Similarly, the plaintiff must clearly specify the defendant's infringing action. Failure to do so can result in near immediate dismissal of the case plus sanctions. This is particularly true with patent enforcement. That is one reason the Project Paperless letter is so laughable. It tells the defendant to do the investigation and then send money. If they sue because, as the letter says, "your company fits the profile" then the law firm filing the action could well get sanctioned without the defendant ever formally answering the complaint.

Comment: Re:My client received on of these ... (Score 1) 227

by PatentMagus (#42464977) Attached to: Patent Troll Targeting Users of Scanners; Wants $1000/Employee
That looks like Project Paperless, LLC v. BlueWave Computing, LLC et al, Georgia Northern District Court, Docket Number: 1:12-cv-00995

My client received the letter from a different "licensing" company. That's one of the reasons I thought this might be some new type of scam.

Comment: My client received on of these ... (Score 2) 227

by PatentMagus (#42463831) Attached to: Patent Troll Targeting Users of Scanners; Wants $1000/Employee
One of my clients received one of these letters. It's a pretty laughable attempt at extortion. Because:

1. You can't tell if the extortionist is related in any way to the patent holder.
2. They tell you to do your own investigation, provide some pointers, and provide bank routing money for your EFT.
3. They haven't done their jurisdiction homework (RightHaven got hammered for this).

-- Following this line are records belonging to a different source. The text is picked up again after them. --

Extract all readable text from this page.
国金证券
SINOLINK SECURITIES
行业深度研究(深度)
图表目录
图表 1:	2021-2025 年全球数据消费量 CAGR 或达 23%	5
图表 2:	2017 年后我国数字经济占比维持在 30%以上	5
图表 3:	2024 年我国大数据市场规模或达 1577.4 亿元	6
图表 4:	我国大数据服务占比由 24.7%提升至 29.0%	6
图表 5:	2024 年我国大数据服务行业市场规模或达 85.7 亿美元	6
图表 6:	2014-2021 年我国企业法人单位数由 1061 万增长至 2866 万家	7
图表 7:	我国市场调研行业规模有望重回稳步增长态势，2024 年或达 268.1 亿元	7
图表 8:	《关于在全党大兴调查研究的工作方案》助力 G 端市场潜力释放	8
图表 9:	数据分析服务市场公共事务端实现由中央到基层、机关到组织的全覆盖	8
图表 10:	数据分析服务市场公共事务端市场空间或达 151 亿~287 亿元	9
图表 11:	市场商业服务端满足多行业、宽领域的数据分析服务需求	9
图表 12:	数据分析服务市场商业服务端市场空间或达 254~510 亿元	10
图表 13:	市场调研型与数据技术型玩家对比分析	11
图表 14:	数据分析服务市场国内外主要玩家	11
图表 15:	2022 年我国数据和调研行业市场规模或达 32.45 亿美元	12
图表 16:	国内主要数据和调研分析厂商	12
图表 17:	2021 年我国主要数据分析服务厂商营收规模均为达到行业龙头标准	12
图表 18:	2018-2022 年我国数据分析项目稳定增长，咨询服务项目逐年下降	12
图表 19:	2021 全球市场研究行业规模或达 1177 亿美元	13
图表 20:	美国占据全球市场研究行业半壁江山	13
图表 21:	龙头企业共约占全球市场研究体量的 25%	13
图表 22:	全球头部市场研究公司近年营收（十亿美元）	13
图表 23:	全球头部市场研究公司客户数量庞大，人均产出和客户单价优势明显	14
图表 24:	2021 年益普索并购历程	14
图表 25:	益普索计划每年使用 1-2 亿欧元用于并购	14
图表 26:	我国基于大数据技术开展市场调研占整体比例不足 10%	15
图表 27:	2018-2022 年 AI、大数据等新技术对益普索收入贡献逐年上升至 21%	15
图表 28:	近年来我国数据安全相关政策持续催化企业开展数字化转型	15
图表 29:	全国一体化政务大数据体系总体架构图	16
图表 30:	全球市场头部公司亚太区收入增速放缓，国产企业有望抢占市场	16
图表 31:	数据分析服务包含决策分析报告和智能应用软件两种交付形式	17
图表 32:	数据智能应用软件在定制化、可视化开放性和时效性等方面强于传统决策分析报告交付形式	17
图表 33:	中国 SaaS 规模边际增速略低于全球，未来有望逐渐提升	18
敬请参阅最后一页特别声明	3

and these are just some of the procedural problems. The prior art issues don't even come into play. I don't think their letter even supports suing for a declaratory judgment against anyone. If they sent me one of these then I'd just throw it away without giving it further consideration. On the other hand, as a patent lawyer and litigator I can afford a far riskier strategy than most.

I think the extortionists waited until the patent reexamination/review process got significantly more extensive before they started their campaign. The America Invents Act raised the fee for ex-parte reexamination to $17,750 and for inter-partes review to $27,200.